I looked at him again. I saw a scrawny, malnourished 19 year-old boy fighting for his life, losing the battle after three long years. I saw someone who deserved so much more time to live than he was getting. I saw the marks the cruelty of the world had left on him, his skinny arms, his tired face, his hollow eyes. I saw a perfect example of all that was wrong in the world. And here he was, saying the opposite. I wondered in that moment if I'd ever love a single human being like I loved him.
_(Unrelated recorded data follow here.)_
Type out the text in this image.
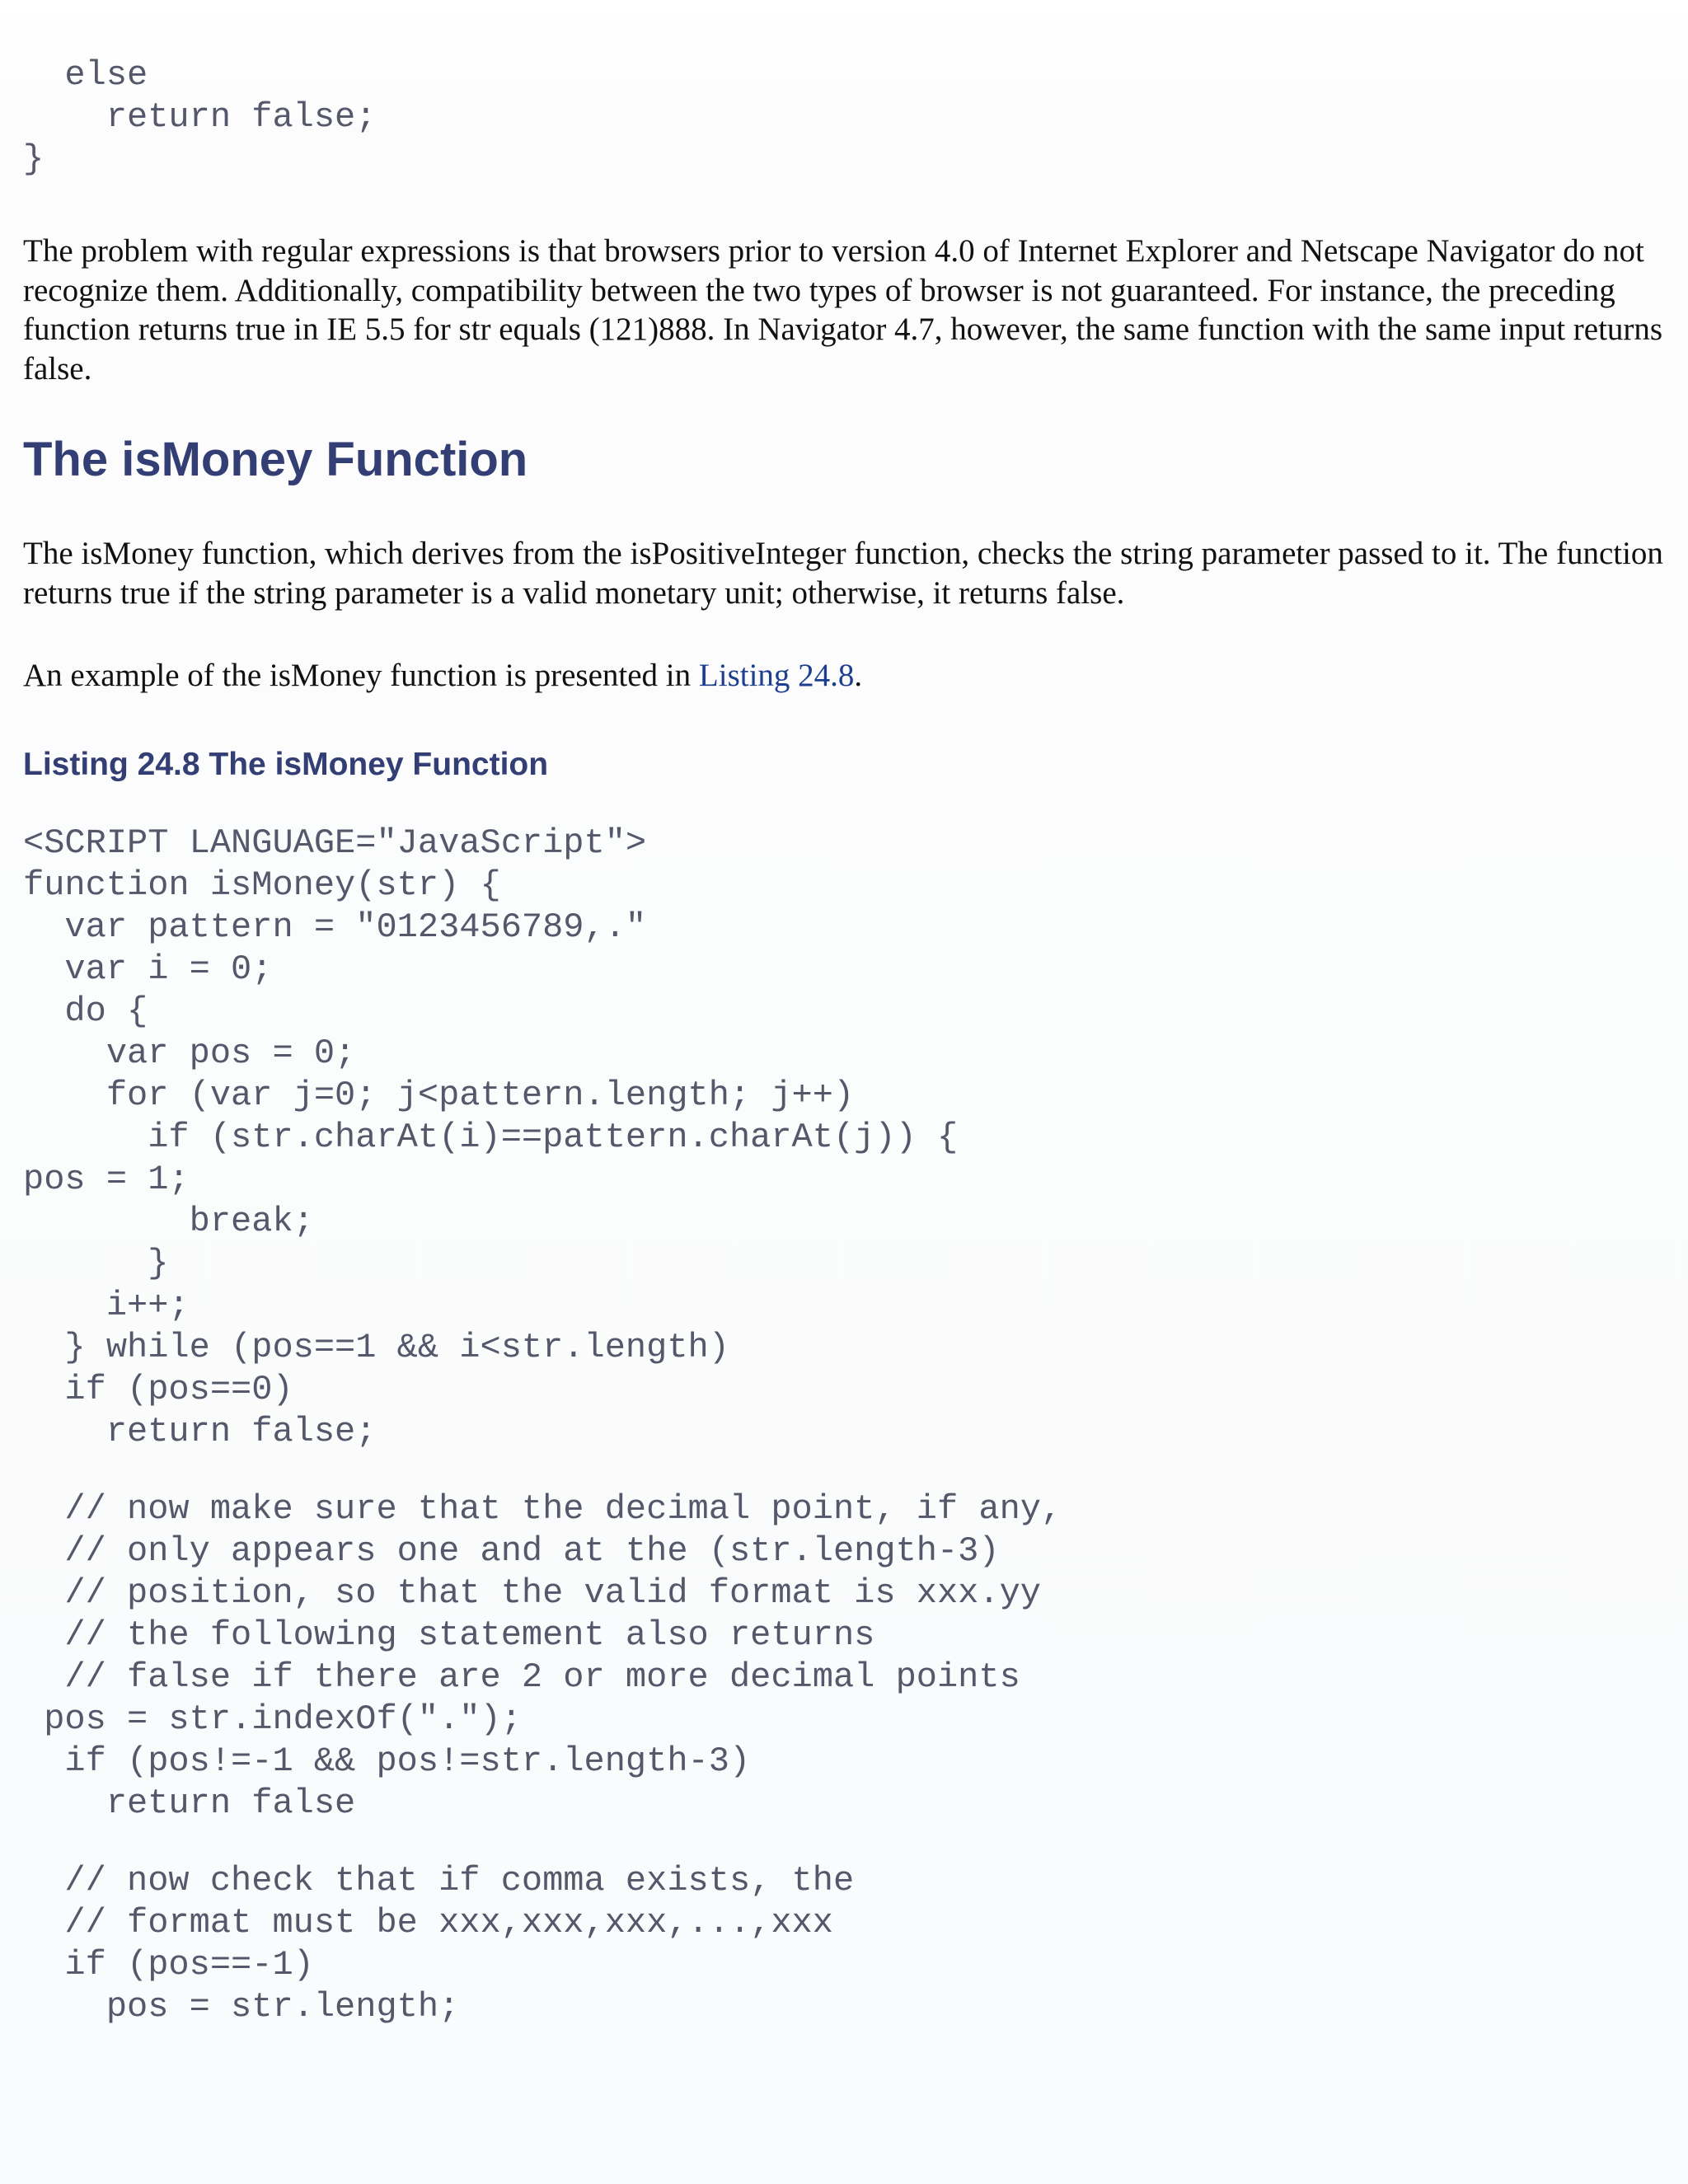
else
return false;
}

The problem with regular expressions is that browsers prior to version 4.0 of Internet Explorer and Netscape Navigator do not recognize them. Additionally, compatibility between the two types of browser is not guaranteed. For instance, the preceding function returns true in IE 5.5 for str equals (121)888. In Navigator 4.7, however, the same function with the same input returns false.

The isMoney Function

The isMoney function, which derives from the isPositiveInteger function, checks the string parameter passed to it. The function returns true if the string parameter is a valid monetary unit; otherwise, it returns false.

An example of the isMoney function is presented in Listing 24.8.

Listing 24.8 The isMoney Function
<SCRIPT LANGUAGE="JavaScript">
function isMoney(str) {
var pattern = "0123456789,."
var i = 0;
do {
var pos = 0;
for (var j=0; j<pattern.length; j++)
if (str.charAt(i)==pattern.charAt(j)) {
pos = 1;
break;
}
i++;
} while (pos==1 && i<str.length)
if (pos==0)
return false;
// now make sure that the decimal point, if any,
// only appears one and at the (str.length-3)
// position, so that the valid format is xxx.yy
// the following statement also returns
// false if there are 2 or more decimal points
pos = str.indexOf(".");
if (pos!=-1 && pos!=str.length-3)
return false
// now check that if comma exists, the
// format must be xxx,xxx,xxx,...,xxx
if (pos==-1)
pos = str.length;
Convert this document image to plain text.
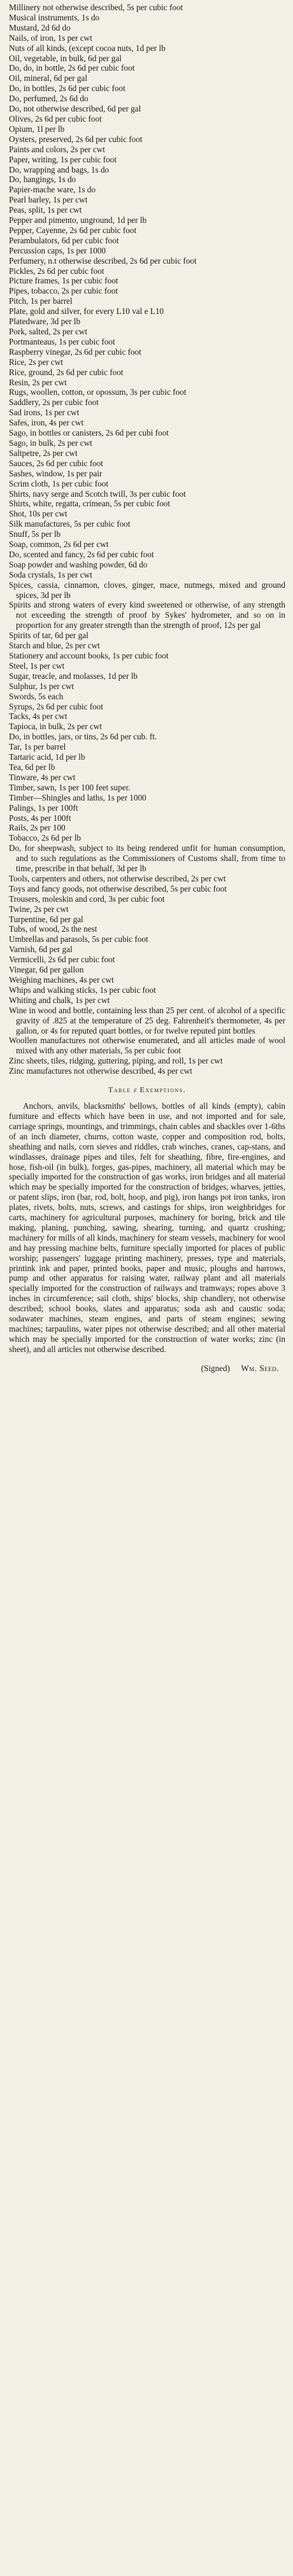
Millinery not otherwise described, 5s per cubic foot

Musical instruments, 1s do

Mustard, 2d 6d do

Nails, of iron, 1s per cwt

Nuts of all kinds, (except cocoa nuts, 1d per lb

Oil, vegetable, in bulk, 6d per gal

Do, do, in bottle, 2s 6d per cubic foot

Oil, mineral, 6d per gal

Do, in bottles, 2s 6d per cubic foot

Do, perfumed, 2s 6d do

Do, not otherwise described, 6d per gal

Olives, 2s 6d per cubic foot

Opium, 1l per lb

Oysters, preserved, 2s 6d per cubic foot

Paints and colors, 2s per cwt

Paper, writing, 1s per cubic foot

Do, wrapping and bags, 1s do

Do, hangings, 1s do

Papier-mache ware, 1s do

Pearl barley, 1s per cwt

Peas, split, 1s per cwt

Pepper and pimento, unground, 1d per lb

Pepper, Cayenne, 2s 6d per cubic foot

Perambulators, 6d per cubic foot

Percussion caps, 1s per 1000

Perfumery, n.t otherwise described, 2s 6d per cubic foot

Pickles, 2s 6d per cubic foot

Picture frames, 1s per cubic foot

Pipes, tobacco, 2s per cubic foot

Pitch, 1s per barrel

Plate, gold and silver, for every L10 val e L10

Platedware, 3d per lb

Pork, salted, 2s per cwt

Portmanteaus, 1s per cubic foot

Raspberry vinegar, 2s 6d per cubic foot

Rice, 2s per cwt

Rice, ground, 2s 6d per cubic foot

Resin, 2s per cwt

Rugs, woollen, cotton, or opossum, 3s per cubic foot

Saddlery, 2s per cubic foot

Sad irons, 1s per cwt

Safes, iron, 4s per cwt

Sago, in bottles or canisters, 2s 6d per cubi foot

Sago, in bulk, 2s per cwt

Saltpetre, 2s per cwt

Sauces, 2s 6d per cubic foot

Sashes, window, 1s per pair

Scrim cloth, 1s per cubic foot

Shirts, navy serge and Scotch twill, 3s per cubic foot

Shirts, white, regatta, crimean, 5s per cubic foot

Shot, 10s per cwt

Silk manufactures, 5s per cubic foot

Snuff, 5s per lb

Soap, common, 2s 6d per cwt

Do, scented and fancy, 2s 6d per cubic foot

Soap powder and washing powder, 6d do

Soda crystals, 1s per cwt

Spices, cassia, cinnamon, cloves, ginger, mace, nutmegs, mixed and ground spices, 3d per lb

Spirits and strong waters of every kind sweetened or otherwise, of any strength not exceeding the strength of proof by Sykes' hydrometer, and so on in proportion for any greater strength than the strength of proof, 12s per gal

Spirits of tar, 6d per gal

Starch and blue, 2s per cwt

Stationery and account books, 1s per cubic foot

Steel, 1s per cwt

Sugar, treacle, and molasses, 1d per lb

Sulphur, 1s per cwt

Swords, 5s each

Syrups, 2s 6d per cubic foot

Tacks, 4s per cwt

Tapioca, in bulk, 2s per cwt

Do, in bottles, jars, or tins, 2s 6d per cub. ft.

Tar, 1s per barrel

Tartaric acid, 1d per lb

Tea, 6d per lb

Tinware, 4s per cwt

Timber, sawn, 1s per 100 feet super.

Timber—Shingles and laths, 1s per 1000

Palings, 1s per 100ft

Posts, 4s per 100ft

Rails, 2s per 100

Tobacco, 2s 6d per lb

Do, for sheepwash, subject to its being rendered unfit for human consumption, and to such regulations as the Commissioners of Customs shall, from time to time, prescribe in that behalf, 3d per lb

Tools, carpenters and others, not otherwise described, 2s per cwt

Toys and fancy goods, not otherwise described, 5s per cubic foot

Trousers, moleskin and cord, 3s per cubic foot

Twine, 2s per cwt

Turpentine, 6d per gal

Tubs, of wood, 2s the nest

Umbrellas and parasols, 5s per cubic foot

Varnish, 6d per gal

Vermicelli, 2s 6d per cubic foot

Vinegar, 6d per gallon

Weighing machines, 4s per cwt

Whips and walking sticks, 1s per cubic foot

Whiting and chalk, 1s per cwt

Wine in wood and bottle, containing less than 25 per cent. of alcohol of a specific gravity of .825 at the temperature of 25 deg. Fahrenheit's thermometer, 4s per gallon, or 4s for reputed quart bottles, or for twelve reputed pint bottles

Woollen manufactures not otherwise enumerated, and all articles made of wool mixed with any other materials, 5s per cubic foot

Zinc sheets, tiles, ridging, guttering, piping, and roll, 1s per cwt

Zinc manufactures not otherwise described, 4s per cwt

Table f Exemptions.

Anchors, anvils, blacksmiths' bellows, bottles of all kinds (empty), cabin furniture and effects which have been in use, and not imported and for sale, carriage springs, mountings, and trimmings, chain cables and shackles over 1-6ths of an inch diameter, churns, cotton waste, copper and composition rod, bolts, sheathing and nails, corn sieves and riddles, crab winches, cranes, cap-stans, and windlasses, drainage pipes and tiles, felt for sheathing, fibre, fire-engines, and hose, fish-oil (in bulk), forges, gas-pipes, machinery, all material which may be specially imported for the construction of gas works, iron bridges and all material which may be specially imported for the construction of bridges, wharves, jetties, or patent slips, iron (bar, rod, bolt, hoop, and pig), iron hangs pot iron tanks, iron plates, rivets, bolts, nuts, screws, and castings for ships, iron weighbridges for carts, machinery for agricultural purposes, machinery for boring, brick and tile making, planing, punching, sawing, shearing, turning, and quartz crushing; machinery for mills of all kinds, machinery for steam vessels, machinery for wool and hay pressing machine belts, furniture specially imported for places of public worship; passengers' luggage printing machinery, presses, type and materials, printink ink and paper, printed books, paper and music, ploughs and harrows, pump and other apparatus for raising water, railway plant and all materials specially imported for the construction of railways and tramways; ropes above 3 inches in circumference; sail cloth, ships' blocks, ship chandlery, not otherwise described; school books, slates and apparatus; soda ash and caustic soda; sodawater machines, steam engines, and parts of steam engines; sewing machines; tarpaulins, water pipes not otherwise described; and all other material which may be specially imported for the construction of water works; zinc (in sheet), and all articles not otherwise described.

(Signed) Wm. Seed.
I leaned over and planted a kiss on his cheek. He looked at me for a long time. “Kris?” he finally said.
“Ya?”
“Can I ask you a favor?
“Ya.”
“Can you never do that again?”
“Why?” I asked, alarmed.
“Because it was perfect. It will never be that perfect again and we can’t ruin its perfection by trying to imitate it. That would ruin the whole thing. We can’t do that, can we?”
I smiled. “No, we can’t”
“Promise?”
“I promise.”
Over the next few weeks, as he got worse and worse, I never did give him another kiss, because he was right. I was never even tempted. I did whisper thousands of meaningless words in his ear to try to comfort him, I held his hand as he slept, I told him I loved him countless times, but none of it matters. I remember the last sane conversation we had. I remember the last time I saw him alive. I even remember the last thing he said to me, but none of it is worth writing down, because that would ruin the whole thing, wouldn’t it? I got my Perfect Moment. And that’s what matters.